Can anyone point me toward a simple example of a non-associative algebraic loop (i.e. a quasigroup with an identity) for which at least one element has a left inverse which is not equal to its right inverse?
That's the end of the question, but here is a little extra detail in case it helps:
I can find plenty of non-associative loops for which the opposite condition is true, i.e. for which the left and right inverses for each element are identical to each other. The simplest such example I have come across had this Cayley table:
0 1 2 3 4 5 6 7
1 7 5 0 6 2 4 3
2 6 7 5 0 3 1 4
3 0 6 7 5 4 2 1
4 5 0 6 7 1 3 2
5 2 3 4 1 7 0 6
6 4 1 2 3 0 7 5
7 3 4 1 2 6 5 0
which I found here: http://ericmoorhouse.org/pub/bol/htmlfiles8/8_1_4_0.html This example is clearly a loop as it has (1) the Latin-square property required by quasigroups, and (2) an identity, which in this case is zero. It is also non-associative (which I require) since 3.(4.5)=3.1=0 while (3.4).5=5.5=7. However: all the zeros are spaced symmetrically about the leading diagonal so left and right inverses are identical. That's not what I want!

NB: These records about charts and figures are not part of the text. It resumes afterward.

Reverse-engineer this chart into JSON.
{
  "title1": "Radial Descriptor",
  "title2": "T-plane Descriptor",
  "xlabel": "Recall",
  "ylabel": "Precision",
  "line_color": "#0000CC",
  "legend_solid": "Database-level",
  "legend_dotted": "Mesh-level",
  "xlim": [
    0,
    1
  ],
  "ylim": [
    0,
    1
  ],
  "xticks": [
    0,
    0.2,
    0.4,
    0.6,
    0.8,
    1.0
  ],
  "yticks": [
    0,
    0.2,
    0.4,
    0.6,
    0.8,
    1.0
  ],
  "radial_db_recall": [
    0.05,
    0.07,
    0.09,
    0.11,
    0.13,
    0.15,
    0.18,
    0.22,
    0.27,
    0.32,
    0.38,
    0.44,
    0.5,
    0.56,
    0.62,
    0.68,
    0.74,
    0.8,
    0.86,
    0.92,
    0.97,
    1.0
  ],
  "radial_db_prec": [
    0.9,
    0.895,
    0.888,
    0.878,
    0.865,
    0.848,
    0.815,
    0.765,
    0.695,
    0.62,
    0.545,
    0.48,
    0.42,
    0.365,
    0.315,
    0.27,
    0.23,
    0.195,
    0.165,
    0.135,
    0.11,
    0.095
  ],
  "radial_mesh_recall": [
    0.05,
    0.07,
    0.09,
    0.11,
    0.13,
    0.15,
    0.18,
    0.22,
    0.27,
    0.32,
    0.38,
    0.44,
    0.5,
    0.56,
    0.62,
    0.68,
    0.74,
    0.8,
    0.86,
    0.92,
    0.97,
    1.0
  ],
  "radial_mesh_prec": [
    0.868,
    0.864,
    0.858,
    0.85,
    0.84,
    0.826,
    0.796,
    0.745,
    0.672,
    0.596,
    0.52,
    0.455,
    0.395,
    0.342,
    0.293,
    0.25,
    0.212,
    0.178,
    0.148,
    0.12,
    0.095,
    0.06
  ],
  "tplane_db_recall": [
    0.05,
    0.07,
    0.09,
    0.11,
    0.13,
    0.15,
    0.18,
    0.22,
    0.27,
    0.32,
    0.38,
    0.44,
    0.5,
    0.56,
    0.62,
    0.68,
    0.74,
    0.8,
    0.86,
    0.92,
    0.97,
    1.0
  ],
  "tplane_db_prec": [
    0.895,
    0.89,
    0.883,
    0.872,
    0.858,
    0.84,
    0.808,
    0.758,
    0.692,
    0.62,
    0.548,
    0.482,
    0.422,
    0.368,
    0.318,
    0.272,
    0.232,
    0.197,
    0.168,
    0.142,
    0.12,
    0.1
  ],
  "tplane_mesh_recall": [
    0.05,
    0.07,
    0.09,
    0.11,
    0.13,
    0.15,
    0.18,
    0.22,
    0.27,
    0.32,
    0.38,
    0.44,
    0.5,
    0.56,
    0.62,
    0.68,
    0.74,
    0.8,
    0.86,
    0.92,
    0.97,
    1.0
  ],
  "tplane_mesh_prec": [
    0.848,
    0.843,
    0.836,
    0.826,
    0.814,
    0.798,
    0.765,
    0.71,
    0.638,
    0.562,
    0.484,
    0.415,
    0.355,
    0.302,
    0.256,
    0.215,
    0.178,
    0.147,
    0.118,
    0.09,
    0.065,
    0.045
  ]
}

A good answer to my question would be a similar Cayley table which has both an identity element and the Latin square property and which is not associative, but which has the identity elements (i.e. the zeros) not distributed symmetrically about the leading diagonal.
Note that an identity (for the purposes of our question, and Loops in general) must be both a left and right identity. Therefore, the following Cayley table is not a valid answer (even though it is a Latin square with non-symmetrically placed zeros) because it demonstrates only a left identity not a right identity (and because it is probably also associative .. though I didn't check this):
0 2 1
1 0 2
2 1 0
The (not necessarily authoritative!) wikipedia page https://en.wikipedia.org/wiki/Quasigroup#Loops suggests that Loops of the form I am looking for do exist. But if wikipedia is wrong, and there are no non-associative Loops with differing left and right inverses, then a proof of that would also be acceptable as an answer!
P.S.:
My question is almost the opposite of a very old one which wanted to know about loops which had two-sided inverses: Examples of loops which have two-sided inverses.
That question strikes me as strange, in retrospect, because EVERY example of a non-associative loop I have found in the last hour would have answered that question — almost.
Comment added after this question was successfully answered:
The accepted answer referred to the following Cayley table. I copy it here so that future readers will not have to rely on the stability of a hyperlink in order to be able to read the answer.
∘ 0 1 2 3 4
0 0 1 2 3 4
1 1 4 0 2 3
2 2 3 4 1 0
3 3 0 1 4 2
4 4 2 3 0 1
Best Answer
Pointer: https://math.stackexchange.com/a/1444602/123905
The referenced MSE answer exhibits a five element example of a non-associative loop having at least one element with distinct left- and right-inverses.